Early Reviews Mixed for “The Gambler”
Posted on: December 23, 2014, 09:36h.
Last updated on: December 23, 2014, 09:37h.
The Gambler, a new movie starring Mark Wahlberg, is receiving mixed reviews from critics as it prepares for its Christmas release later this week.
The film is a remake of a 1974 film by the same name written by James Toback and starring James Caan, while the new version was written by William Monahan and directed by Rupert Wyatt.
In the movie, Wahlberg plays a college professor named Jim Bennett who finds himself falling further and further into trouble with loan sharks (played by actors like Alvin Ing, Michael K. Williams, and John Goodman), the world of underground gambling, and his family, all while trying to downplay his attraction to a promising student (Brie Larson).
Wahlberg’s Performance A Focus for Critics
Early reviews of the film have begun to trickle out, and so far, reaction is mixed.
There are few critics who think the film is a disaster, but Wahlberg’s portrayal of a gambler falling deeper and deeper into desperation hasn’t sat well with everyone who has seen the film.
Jocelyn Noveck of the Associated Press found that the film didn’t quite live up to the 1974 classic, and that it “largely wastes an excellent cast.”
“At the center is Wahlberg, a talented and appealing actor who is either miscast or misguided here,” Noveck wrote. “We never once understand the three most important things about him: why he’s drawn to teaching, why he’s drawn to gambling, and why he’s so pitifully prone to self-destruction.”
“Understatement is one of Mark Wahlberg’s greatest assets. But that admirable trait winds up working against him,” writes Elizabeth Weitzman of the New York Daily News. “Wahlberg does well as the rational professor, but never gets to the irrational heart of the addict…the truth is, this is a role that cries out for the unrestrained id of, say, Robert Downey, Jr.”
Writing for the Chicago Tribune, Roger Moore said that while Wahlberg’s performance was good, it was almost too calm, failing to reflect the desperation one would expect from his character.
“We never see him sweat,” Moore wrote. “So it’s an impressive performance, not a moving one.”
Soundtrack, Atmosphere of Film Among Positives
That’s not to say that reviewers didn’t find things to like abut the film. The soundtrack and atmosphere have garnered plenty of praise, as have much of the supporting cast.
“The cold remove of Roberta’s mansion, the smoky seduction of underground gambling dens, the charged communal laughter of his college lecture hall…all hit hard,” Weitzman wrote. “John Goodman and Michael Kenneth Williams are so funny and scary…that each of their characters could carry a movie of his own.”

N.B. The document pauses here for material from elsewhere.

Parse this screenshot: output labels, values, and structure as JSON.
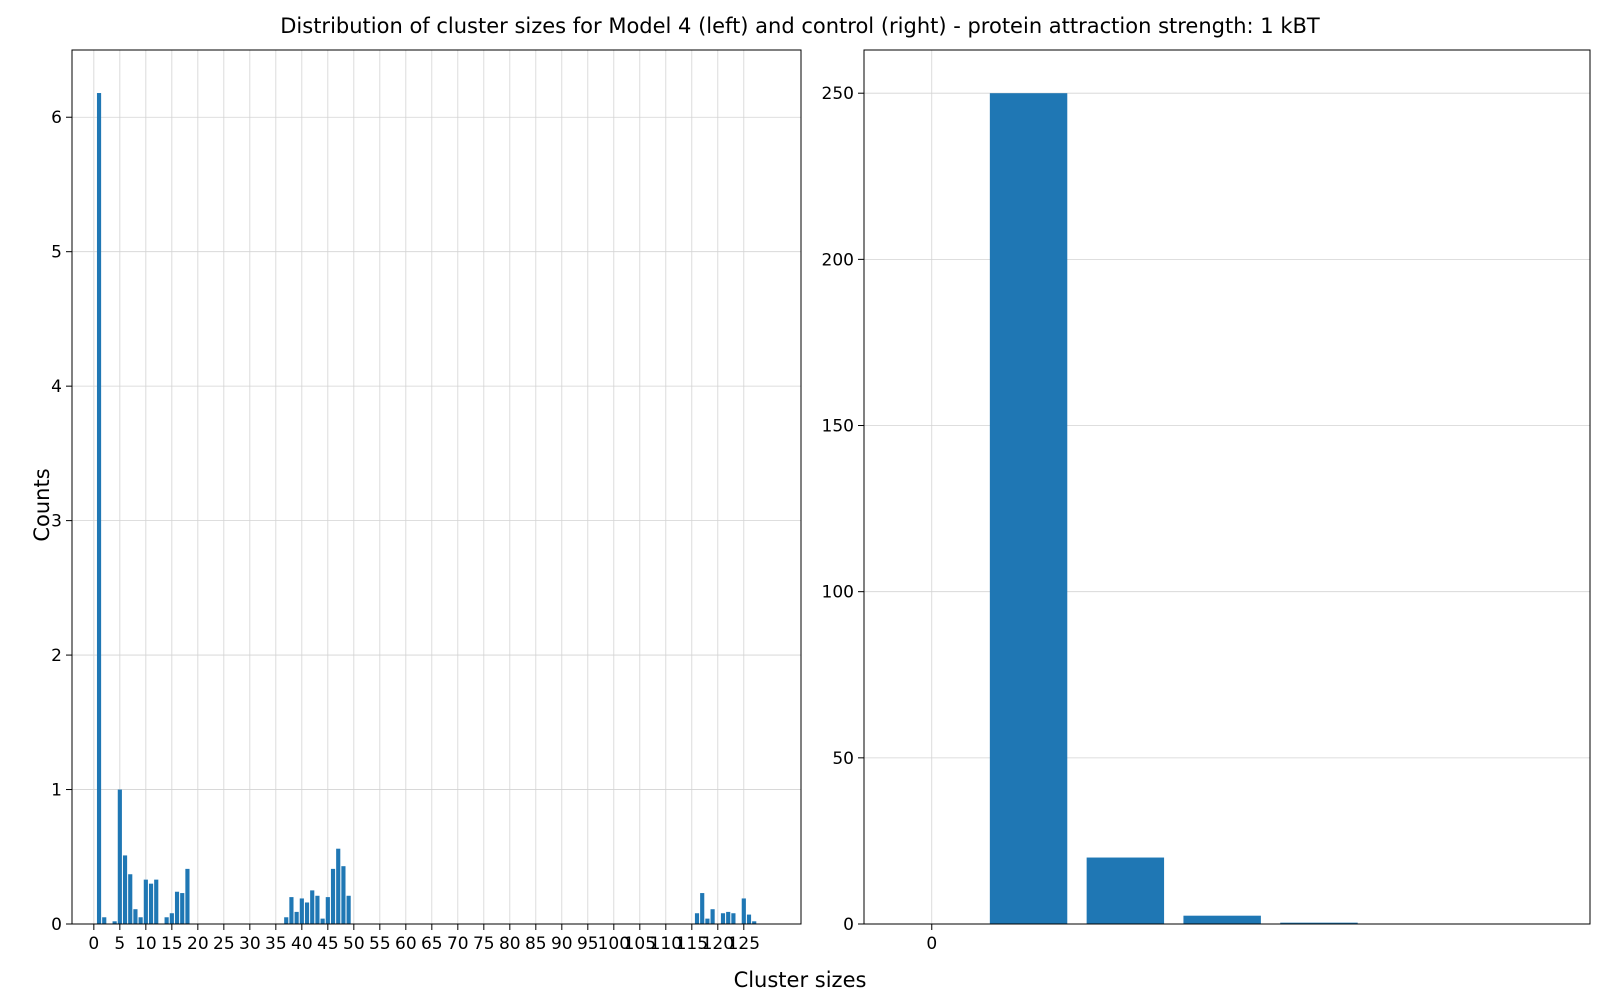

For the A.V. Club’s A.A. Dowd, this latest version of The Gambler played more like a “crime comedy” than a tale of addiction.
“Blackjack is more of a noose than a needle for this self-destructive blowhard, and if that sounds less dramatic than the tale of a man who just can’t walk away from the table, it is significantly funnier,” Dowd wrote.
Overall, however, critics seem to like the film, even if they’re not praising it as a classic.
Among the first 20 professional reviews listed, Rotten Tomatoes regards 65 percent of them as positive, enough to proclaim it as “fresh.” Over at Metacritic, the average score is a 57: considered mixed, but slightly above average, with only a review by Rex Reed being considered truly negative.